D’après l’artiste-peintre Maral, Gulène ne cessait de se remémorer ces errances, ces épreuves terribles vécues par sa famille durant les derniers mois de sa vie. Comme si elle voulait saluer une dernière fois leur combat et leur mémoire. Comme si elle devinait sa rencontre imminente avec tous ces êtres chers disparus, tout en ignorant la nature et la gravité de sa maladie.
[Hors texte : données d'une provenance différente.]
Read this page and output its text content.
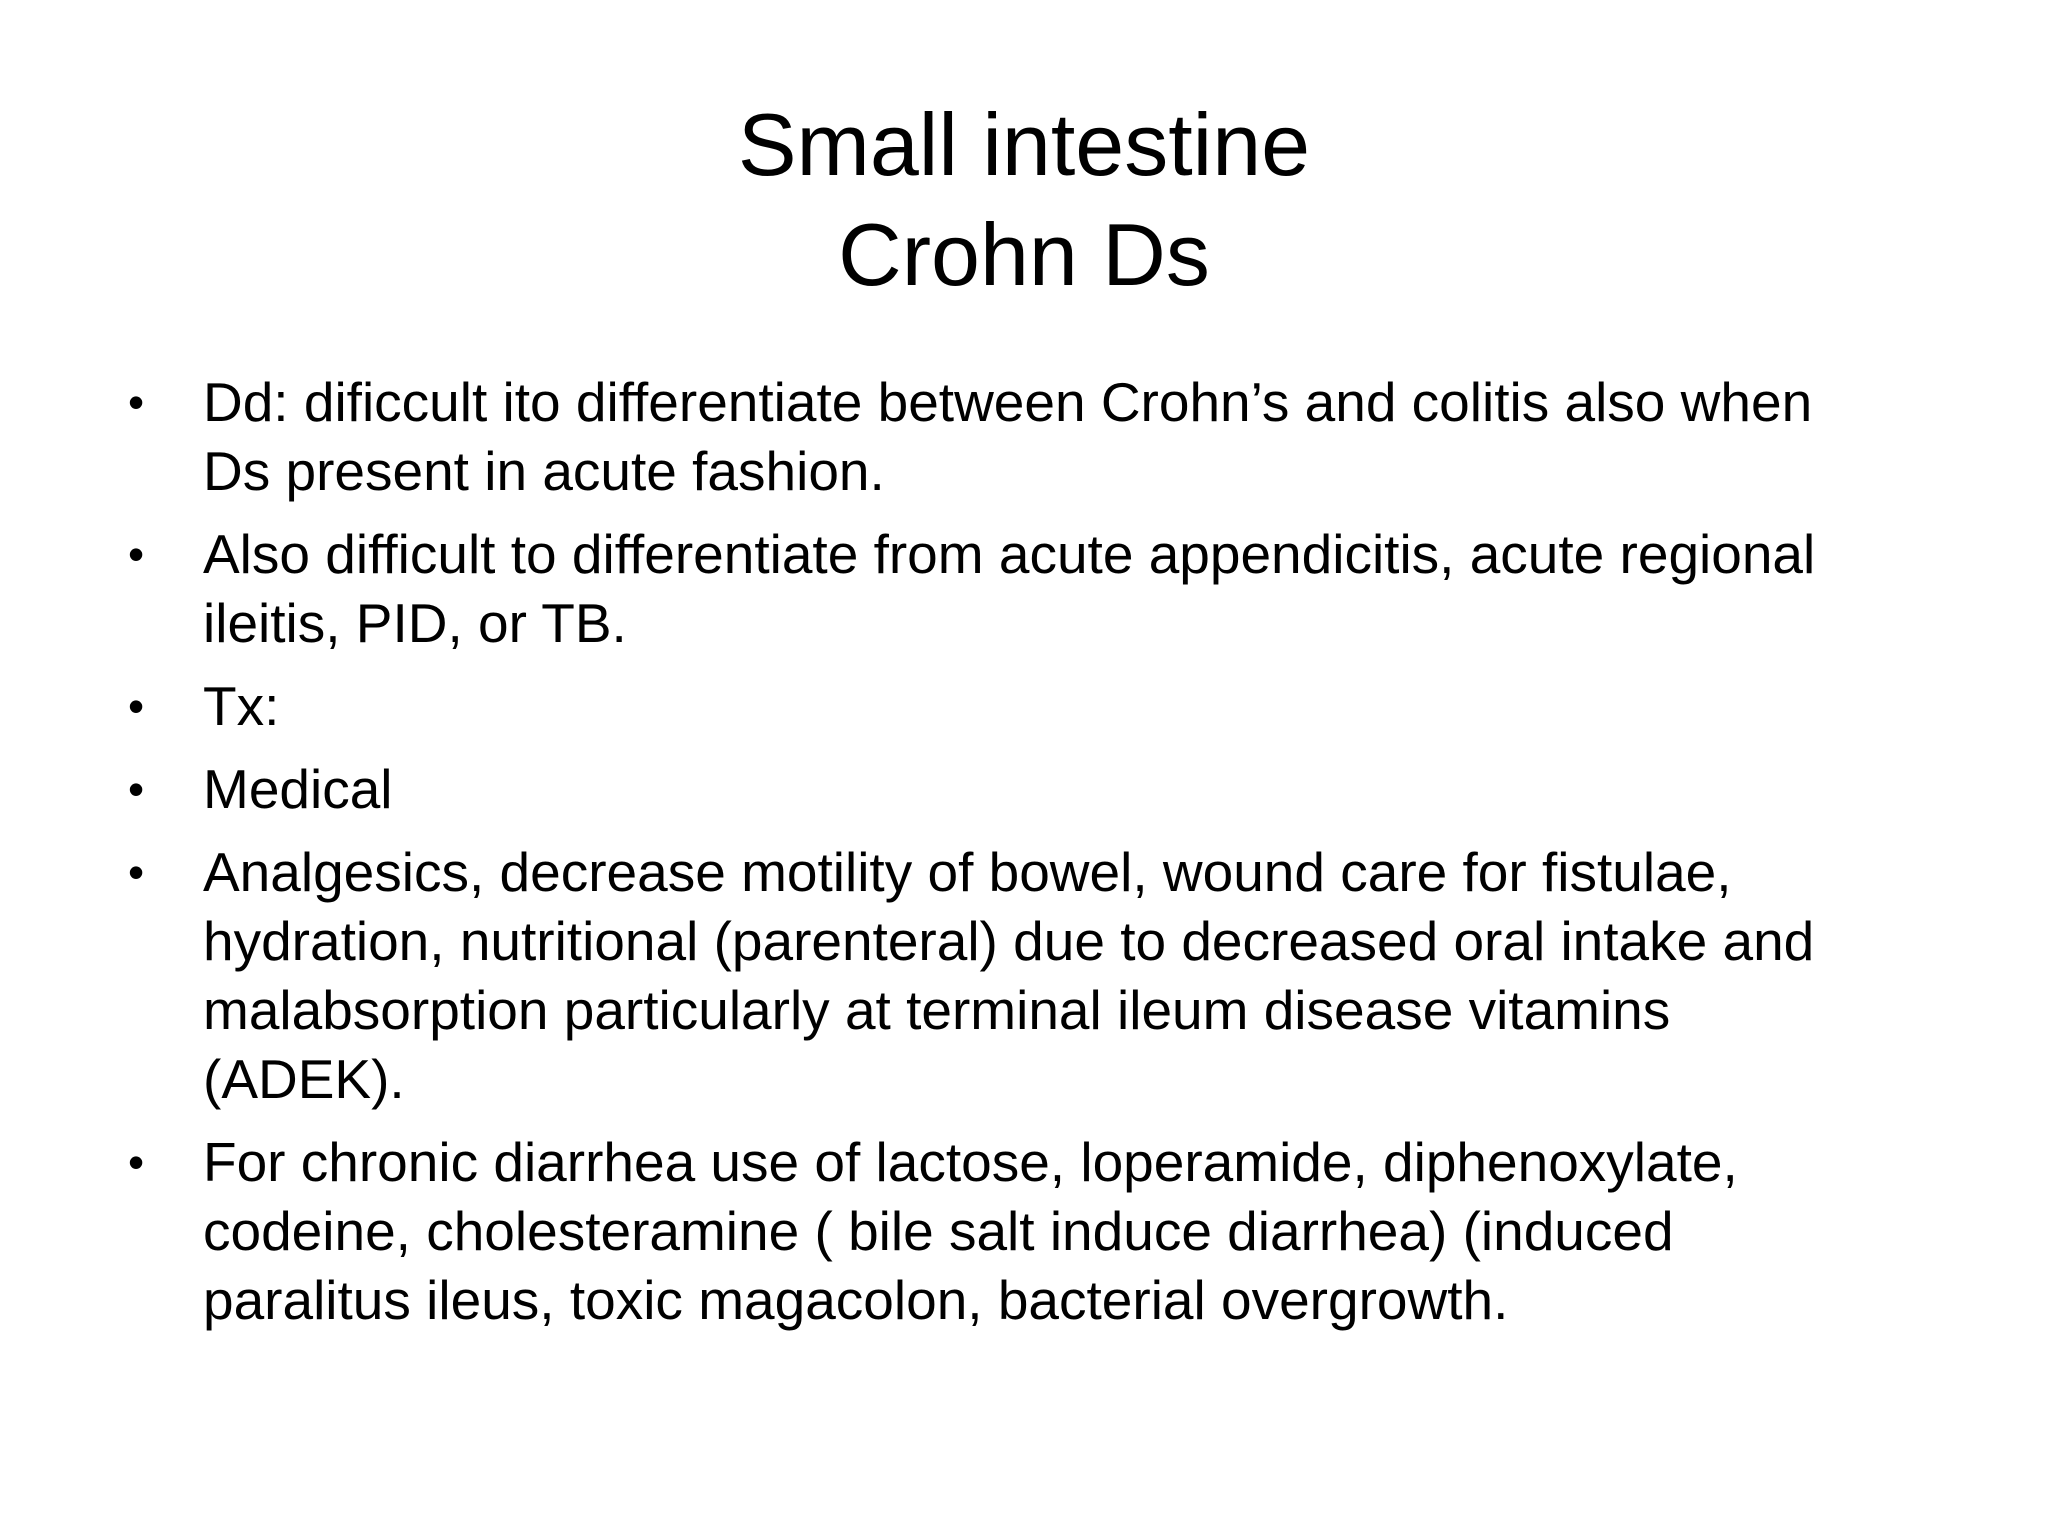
Small intestine
Crohn Ds
• Dd: dificcult ito differentiate between Crohn’s and colitis also when
Ds present in acute fashion.
• Also difficult to differentiate from acute appendicitis, acute regional
ileitis, PID, or TB.
• Tx:
• Medical
• Analgesics, decrease motility of bowel, wound care for fistulae,
hydration, nutritional (parenteral) due to decreased oral intake and
malabsorption particularly at terminal ileum disease vitamins
(ADEK).
• For chronic diarrhea use of lactose, loperamide, diphenoxylate,
codeine, cholesteramine ( bile salt induce diarrhea) (induced
paralitus ileus, toxic magacolon, bacterial overgrowth.
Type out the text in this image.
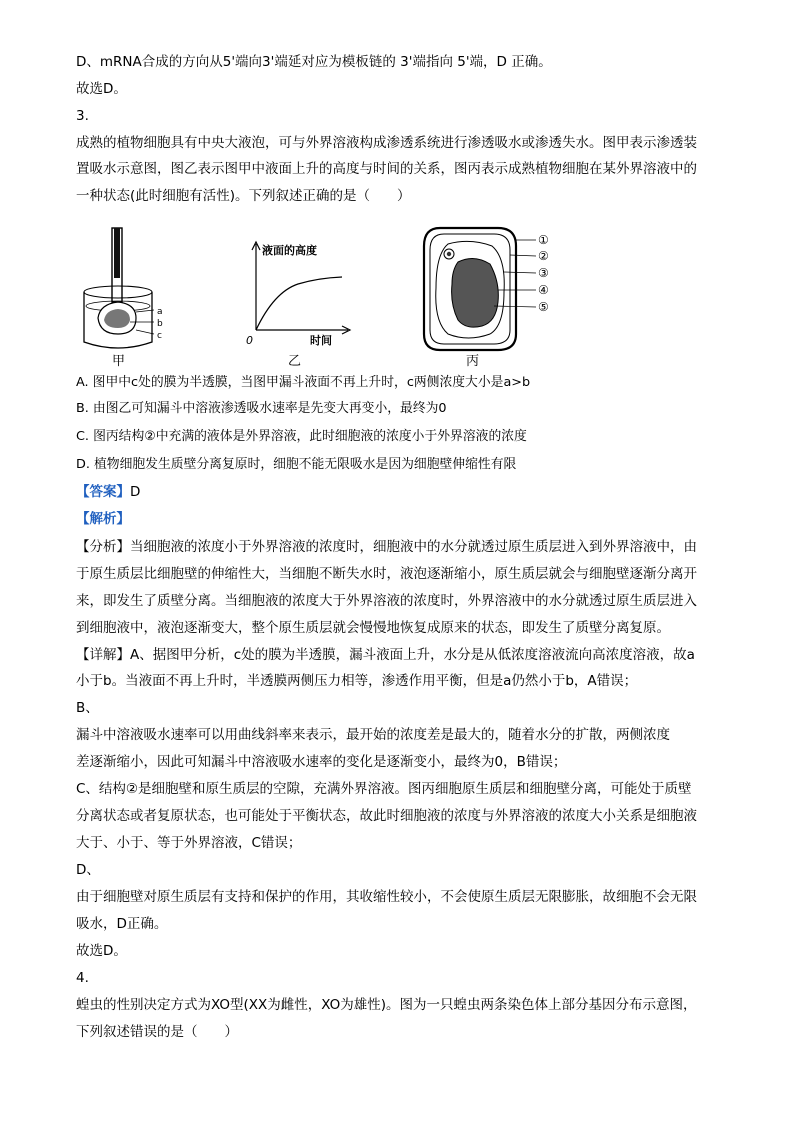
D、mRNA合成的方向从5'端向3'端延对应为模板链的 3'端指向 5'端，D 正确。
故选D。
3.
成熟的植物细胞具有中央大液泡，可与外界溶液构成渗透系统进行渗透吸水或渗透失水。图甲表示渗透装
置吸水示意图，图乙表示图甲中液面上升的高度与时间的关系，图丙表示成熟植物细胞在某外界溶液中的
一种状态(此时细胞有活性)。下列叙述正确的是（　　）
a
b
c
甲
液面的高度
时间
0
乙
①
②
③
④
⑤
丙
A. 图甲中c处的膜为半透膜，当图甲漏斗液面不再上升时，c两侧浓度大小是a>b
B. 由图乙可知漏斗中溶液渗透吸水速率是先变大再变小，最终为0
C. 图丙结构②中充满的液体是外界溶液，此时细胞液的浓度小于外界溶液的浓度
D. 植物细胞发生质壁分离复原时，细胞不能无限吸水是因为细胞壁伸缩性有限
【答案】D
【解析】
【分析】当细胞液的浓度小于外界溶液的浓度时，细胞液中的水分就透过原生质层进入到外界溶液中，由
于原生质层比细胞壁的伸缩性大，当细胞不断失水时，液泡逐渐缩小，原生质层就会与细胞壁逐渐分离开
来，即发生了质壁分离。当细胞液的浓度大于外界溶液的浓度时，外界溶液中的水分就透过原生质层进入
到细胞液中，液泡逐渐变大，整个原生质层就会慢慢地恢复成原来的状态，即发生了质壁分离复原。
【详解】A、据图甲分析，c处的膜为半透膜，漏斗液面上升，水分是从低浓度溶液流向高浓度溶液，故a
小于b。当液面不再上升时，半透膜两侧压力相等，渗透作用平衡，但是a仍然小于b，A错误；
B、
漏斗中溶液吸水速率可以用曲线斜率来表示，最开始的浓度差是最大的，随着水分的扩散，两侧浓度
差逐渐缩小，因此可知漏斗中溶液吸水速率的变化是逐渐变小，最终为0，B错误；
C、结构②是细胞壁和原生质层的空隙，充满外界溶液。图丙细胞原生质层和细胞壁分离，可能处于质壁
分离状态或者复原状态，也可能处于平衡状态，故此时细胞液的浓度与外界溶液的浓度大小关系是细胞液
大于、小于、等于外界溶液，C错误；
D、
由于细胞壁对原生质层有支持和保护的作用，其收缩性较小，不会使原生质层无限膨胀，故细胞不会无限
吸水，D正确。
故选D。
4.
蝗虫的性别决定方式为XO型(XX为雌性，XO为雄性)。图为一只蝗虫两条染色体上部分基因分布示意图，
下列叙述错误的是（　　）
"Mémoire d’errance" ou Gulène par ses propres mots

"Mémoire d’errance est le thème des sculptures que j’ai exposées à la galerie Pièce unique, à Solidere, en 2010. L’ensemble de ces sculptures est la représentation plastique d’une expérience personnelle durant la guerre de 1975-1990. Cette œuvre représente une foule de gens qui se sont exilés involontairement, fuyant les atrocités de la guerre. La douleur de l’exil est dure à porter, mais l’histoire n’en fait pas état et le monde est totalement indifférent à leur souffrance. C’est l’artiste, qui au moyen de son art, donne la parole à ces gens malheureux et tente d’ouvrir les yeux et de toucher la conscience. Ces sculptures en silhouette, sans détail sur le corps et sur le visage, exécutées en fer émaillé, aux couleurs vives, ont la forme des courbes et des arabesques qui leur confèrent une charge nostalgique et une forte impression de mouvement. Qu’elles soient en grande, en moyenne, ou en petite dimension, mes sculptures représentent des personnes en marche vers un destin inconnu. La technique que j’ai empruntée joue avec les pleins et les vides, les espaces positifs et négatifs, le fer émaillé et le fer brut rouillé, où j’ai concrétisé le concept de l’errance. L’objectif de cette représentation d’une foule est de réunir ensemble ceux qui sont partis en forme de silhouette "positive"; le vide qu’ils ont laissé par leur départ, représenté par une forme "négative" c’est-à-dire vidée dans une forme rectangulaire placée derrière la figure. Enfin, il existe un troisième groupe de sculptures de femmes au quotidien, qui sont les gardiennes du patrimoine et de sa reconstruction. La technique rigide de ces sculptures est une approche très contemporaine par rapport à la sculpture classique en pierre ou en bronze. Elle consiste à effectuer une coupe dans la plaque de fer d’après un dessin du modèle fait préalablement, puis, une torsion selon le mouvement et, finalement, la soudure au socle. À la fin le coloriage à l’atomiseur. Depuis le concept jusqu’à la fin, mon idée fut visualisée et l’exposition réalisée pour réunir en un moment tous mes proches et amis qui sont partis chercher la paix sous d’autres cieux. J’attends le jour des retrouvailles."